Как задержать троих опасных преступников? Если бы под рукой оказались «летучие», вопросов бы не было. А здешние силы? Прозоров не производил впечатления человека тертого. Без году неделя как главный сыщик. Его подчиненных Лыков узнать не успел. Поэтому и вызвал старого приятеля Петра Фороскова. Петр по-прежнему служил в пароходстве «По Волге», обороняя его от жуликов. Он сразу согласился рискнуть и тоже пришел в ресторан.

В час ночи, когда засада уже вся извелась, Форосков стукнул в окно. Алексей быстро впустил его в сени.

– Ну?

– Стоят у входа, – сообщил Петр важную новость.

– Точно они? Ведь темно уже!

– Точно. Разъезжалов наклеил бороду и заглянул внутрь. Выпил рюмку у стойки и вышел. Но это он! Прячется за углом ресторана Березиной. А Банкин на козлах, как и ожидалось.

– Двое. Где же Пашка Черемис?

– Был в зале, а пять минут назад расплатился и вышел. Подсел к Банкину, под верх пролетки.

– Так. Значит, вот-вот начнут.

– Похоже на то.

– А штымпа[15]15
  Штымп – предполагаемая жертва ограбления (жарг.).


[Закрыть]
обнаружил?

– Там их полста, и все с бабами! Но, один скорее, всего и есть наш. Черемис глаз с него не спускал.

– Кто такой?

– Паспорта я у него не смотрел, – ухмыльнулся Петр. – Бородатый, денежный и пьяный. Как все они, впрочем. Сидит у эстрады. Девка при нем русская, хоть изображает из себя австрийскую подданную.

– Он! Ну, ребята, выходим по одному. Оружие взвести!

Агенты щелкнули курками и начали нехотя выбираться наружу.

– Не дрефь, все будет хорошо, – ободрил их Лыков. – Разъезжалова я беру на себя, а вам отдаю мелочишку.

Все произошло стремительно. Надворный советник подкрался к беглому сзади. Тот его не услышал: стоял и следил за выходом из «Хуторка». Удар по шее поверг бандита на землю.

Легким шагом Лыков подошел к пролетке. Там сидели двое. Сыщик цапнул одного за горло и выдернул наружу. Второго схватил невесть откуда взявшийся Форосков. Когда подбежали агенты, им оставалось лишь связать грабителей…

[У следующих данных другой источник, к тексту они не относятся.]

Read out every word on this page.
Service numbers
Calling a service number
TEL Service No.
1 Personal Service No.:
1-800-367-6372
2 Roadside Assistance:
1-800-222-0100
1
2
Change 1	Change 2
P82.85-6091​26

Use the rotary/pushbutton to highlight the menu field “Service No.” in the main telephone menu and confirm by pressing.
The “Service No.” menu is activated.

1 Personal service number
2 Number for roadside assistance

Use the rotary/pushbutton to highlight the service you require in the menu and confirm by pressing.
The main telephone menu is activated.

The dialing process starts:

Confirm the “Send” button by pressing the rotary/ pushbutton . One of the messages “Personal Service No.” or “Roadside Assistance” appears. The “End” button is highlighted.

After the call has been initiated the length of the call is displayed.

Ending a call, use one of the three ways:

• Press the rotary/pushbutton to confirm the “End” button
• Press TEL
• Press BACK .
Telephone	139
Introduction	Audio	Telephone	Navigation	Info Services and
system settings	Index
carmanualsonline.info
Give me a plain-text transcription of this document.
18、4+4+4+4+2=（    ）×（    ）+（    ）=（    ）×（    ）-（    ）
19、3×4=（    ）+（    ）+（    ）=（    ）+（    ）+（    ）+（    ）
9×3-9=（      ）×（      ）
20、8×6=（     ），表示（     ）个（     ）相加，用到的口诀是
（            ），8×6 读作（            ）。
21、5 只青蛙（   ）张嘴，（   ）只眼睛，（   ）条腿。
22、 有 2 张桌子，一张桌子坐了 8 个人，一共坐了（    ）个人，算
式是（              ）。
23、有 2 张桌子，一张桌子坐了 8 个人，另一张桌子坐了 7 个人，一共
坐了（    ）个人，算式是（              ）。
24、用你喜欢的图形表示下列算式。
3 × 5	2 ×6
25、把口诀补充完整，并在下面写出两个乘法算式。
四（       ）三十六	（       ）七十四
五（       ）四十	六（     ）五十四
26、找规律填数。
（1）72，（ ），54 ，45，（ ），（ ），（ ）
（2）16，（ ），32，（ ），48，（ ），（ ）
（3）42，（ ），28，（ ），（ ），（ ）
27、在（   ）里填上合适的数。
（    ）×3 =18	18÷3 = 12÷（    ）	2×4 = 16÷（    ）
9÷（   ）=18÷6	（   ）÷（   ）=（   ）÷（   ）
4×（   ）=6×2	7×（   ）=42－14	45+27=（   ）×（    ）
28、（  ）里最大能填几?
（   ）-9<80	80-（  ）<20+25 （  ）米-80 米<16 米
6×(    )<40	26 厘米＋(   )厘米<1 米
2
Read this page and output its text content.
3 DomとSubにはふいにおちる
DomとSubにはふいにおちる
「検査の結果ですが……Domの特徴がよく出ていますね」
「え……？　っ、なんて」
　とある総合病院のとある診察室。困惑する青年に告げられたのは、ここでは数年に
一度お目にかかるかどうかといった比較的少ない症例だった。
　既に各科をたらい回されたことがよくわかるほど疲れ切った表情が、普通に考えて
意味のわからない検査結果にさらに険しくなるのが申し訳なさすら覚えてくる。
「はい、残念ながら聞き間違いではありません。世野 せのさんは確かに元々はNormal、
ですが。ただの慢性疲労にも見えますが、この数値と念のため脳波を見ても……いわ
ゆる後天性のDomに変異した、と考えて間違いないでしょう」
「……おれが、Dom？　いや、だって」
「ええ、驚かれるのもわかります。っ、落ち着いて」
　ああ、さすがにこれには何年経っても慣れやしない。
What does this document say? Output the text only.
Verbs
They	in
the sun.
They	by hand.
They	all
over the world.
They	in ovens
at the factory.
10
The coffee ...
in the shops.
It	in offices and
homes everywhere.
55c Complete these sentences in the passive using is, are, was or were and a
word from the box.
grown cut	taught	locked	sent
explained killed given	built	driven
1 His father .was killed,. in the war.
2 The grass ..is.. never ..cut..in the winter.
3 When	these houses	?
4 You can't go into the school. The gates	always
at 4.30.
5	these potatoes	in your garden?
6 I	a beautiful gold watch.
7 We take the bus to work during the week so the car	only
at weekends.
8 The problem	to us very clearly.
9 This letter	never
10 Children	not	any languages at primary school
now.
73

Не теряя времени даром, Алексей повез пленников в Главный дом. Банкина с Черемисом посадили в одиночки, а Разъезжалова сыщик стал допрашивать.

Начал он так:

– Ну, дрянь, говори! Купца решил подрезать? Мы все знаем.

Налетчик гордо вскинул красивую голову:

– Попрошу мне не тыкать, мы с вами водку на брудершафт не пили.

Лыков хотел отпустить арестованному затрещину, но передумал. Есть люди, от которых больше добьешься вежливостью, а не грубостью.

– Хорошо. Начнем сначала. Вы признаете, что являетесь Андреем Дормидонтовичем Разъезжаловым, осужденным в Москве за убийство четырех человек и бежавшим с Нерчинской каторги?

– Да, признаю. Как вы нас нашли?


Надворный советник вытащил из кармана пачку фотографических карточек и помахал ими:

– Вот. Коридорный в номерах Дугарева опознал Черемиса, когда мы делали повальную облаву. Что же вы как облапошились? Взяли к себе человека с такими приметными шрамами.

– Вот оно что… А я уж подумал…

– Что вы подумали? – «насторожился» сыщик. – У вас есть в городе еще сообщники?

– Да нет, это я так.

Алексей внимательно присматривался к убийце. Сильная личность! Держится с достоинством, хотя немного растерян. До сих пор не может понять, как он так легко попался. Подобные, когда смирятся, начинают говорить все без утайки. Хорошо бы и Разъезжалов раскололся сразу.

– Будем признаваться?

– В чем? – усмехнулся арестант, словно сидел на дружеской беседе. – Мы ничего не успели сделать. Поторопились вы маленько, ежели хотели взять нас с поличным.

– Ну, тут не успели, а раньше успели. Меня интересует смерть городового Одежкина.

– Какого еще Одежкина? – удивился арестант.

– Которого вы убили три дня назад во дворе дома Мохова в Плотничьем переулке.

Разъезжалов был озадачен.

– Три дня назад? А в котором часу это случилось?

– Вечером, около одиннадцати.

– Ну, тут уж вы облапошились! – развеселился каторжник. – Три дня назад об эту пору мы всей шайкой отмечали мои именины. В ресторане «Повар». До двух часов ночи гудели. Спросите обслугу – она подтвердит.

И сыщик сразу понял, что арестованный говорит правду.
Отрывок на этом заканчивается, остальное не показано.